NumPy Essentials
What
NumPy = Numerical Python. The foundation of the entire Python ML stack. Provides fast n-dimensional arrays and vectorized operations.
Why it matters
- Pandas, scikit-learn, PyTorch all build on NumPy concepts
- Vectorized ops are 10-100x faster than Python loops
- Understanding array shapes is essential for debugging ML code
Key concepts
Creating arrays
import numpy as np
np.array([1, 2, 3]) # from list
np.zeros((3, 4)) # 3×4 matrix of zeros
np.ones((2, 3)) # 2×3 matrix of ones
np.random.randn(5, 3) # 5×3 random normal
np.arange(0, 10, 2) # [0, 2, 4, 6, 8]
np.linspace(0, 1, 5) # 5 evenly spaced points [0, 0.25, 0.5, 0.75, 1]Shape operations
a = np.random.randn(3, 4, 5)
a.shape # (3, 4, 5)
a.reshape(3, 20) # reshape to (3, 20) — total elements must match
a.T # transpose
a.flatten() # 1D
a[np.newaxis, :] # add dimension: (1, 3, 4, 5)Indexing and slicing
a = np.array([[1, 2, 3], [4, 5, 6], [7, 8, 9]])

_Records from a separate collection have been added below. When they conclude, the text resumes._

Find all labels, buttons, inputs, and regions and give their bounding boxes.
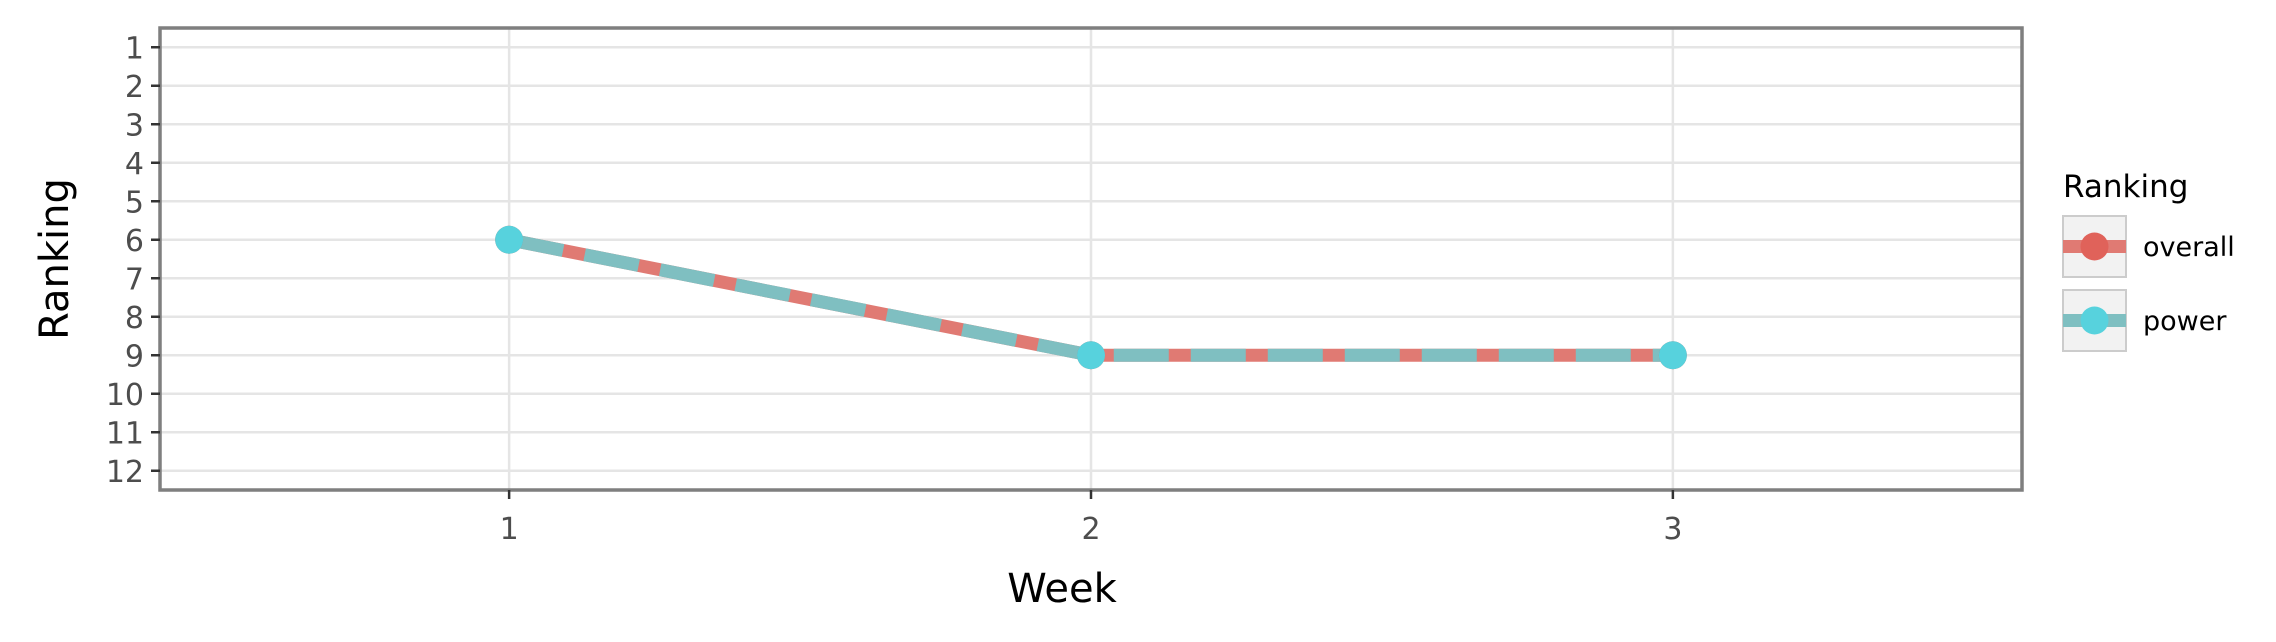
y-tick-label: 5	[125, 185, 144, 220]
y-tick-label: 3	[125, 108, 144, 143]
x-tick-label: 2	[1081, 512, 1100, 547]
y-tick-label: 4	[125, 147, 144, 182]
y-tick-label: 1	[125, 31, 144, 66]
series-markers	[495, 225, 1687, 370]
legend: Ranking overall power	[2062, 169, 2235, 352]
y-axis-title: Ranking	[32, 178, 78, 340]
x-tick-label: 1	[500, 512, 519, 547]
grid-lines	[160, 28, 2022, 490]
legend-title: Ranking	[2063, 169, 2188, 205]
y-tick-label: 11	[106, 416, 144, 451]
y-tick-label: 2	[125, 70, 144, 105]
y-tick-label: 10	[106, 378, 144, 413]
legend-marker-swatch	[2080, 306, 2109, 335]
x-tick-label: 3	[1663, 512, 1682, 547]
x-axis-ticks: 1 2 3	[500, 490, 1682, 547]
y-tick-label: 9	[125, 339, 144, 374]
point-power	[1658, 341, 1687, 370]
y-tick-label: 6	[125, 224, 144, 259]
legend-item-overall: overall	[2062, 215, 2235, 278]
point-power	[1077, 341, 1105, 370]
y-tick-label: 8	[125, 301, 144, 336]
legend-label: overall	[2143, 232, 2235, 263]
x-axis-title: Week	[1007, 566, 1117, 612]
point-power	[495, 225, 524, 254]
legend-item-power: power	[2062, 289, 2227, 352]
legend-marker-swatch	[2080, 232, 2109, 261]
y-tick-label: 7	[125, 262, 144, 297]
legend-items: overall power	[2062, 215, 2235, 352]
y-tick-label: 12	[106, 455, 144, 490]
legend-label: power	[2143, 306, 2227, 337]
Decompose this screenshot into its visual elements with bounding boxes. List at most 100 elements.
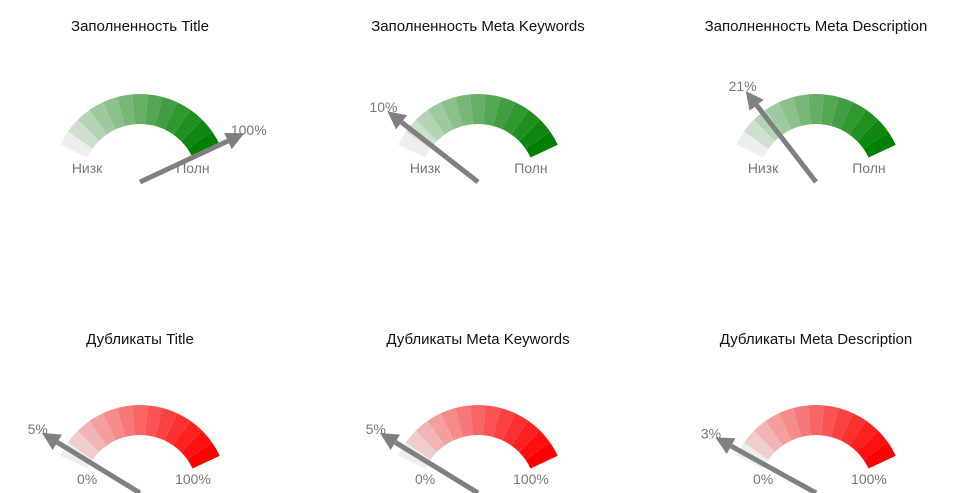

a[0] # first row: [1, 2, 3]
a[:, 1] # second column: [2, 5, 8]
a[1:, :2] # rows 1+, first 2 cols: [[4, 5], [7, 8]]
a[a > 5] # boolean indexing: [6, 7, 8, 9]Vectorized operations
a = np.array([1, 2, 3])
b = np.array([4, 5, 6])
a + b # [5, 7, 9]
a * b # [4, 10, 18] element-wise
a @ b # 32 (dot product)
np.sum(a) # 6
np.mean(a) # 2.0
np.std(a) # 0.816...
np.exp(a) # element-wise exponentialBroadcasting
When shapes don’t match, NumPy stretches the smaller array:
M = np.ones((3, 4)) # shape (3, 4)
v = np.array([1, 2, 3, 4]) # shape (4,)
M + v # v broadcasts to (3, 4) — adds to each rowRules: align shapes right-to-left. Dimensions must be equal or one of them is 1.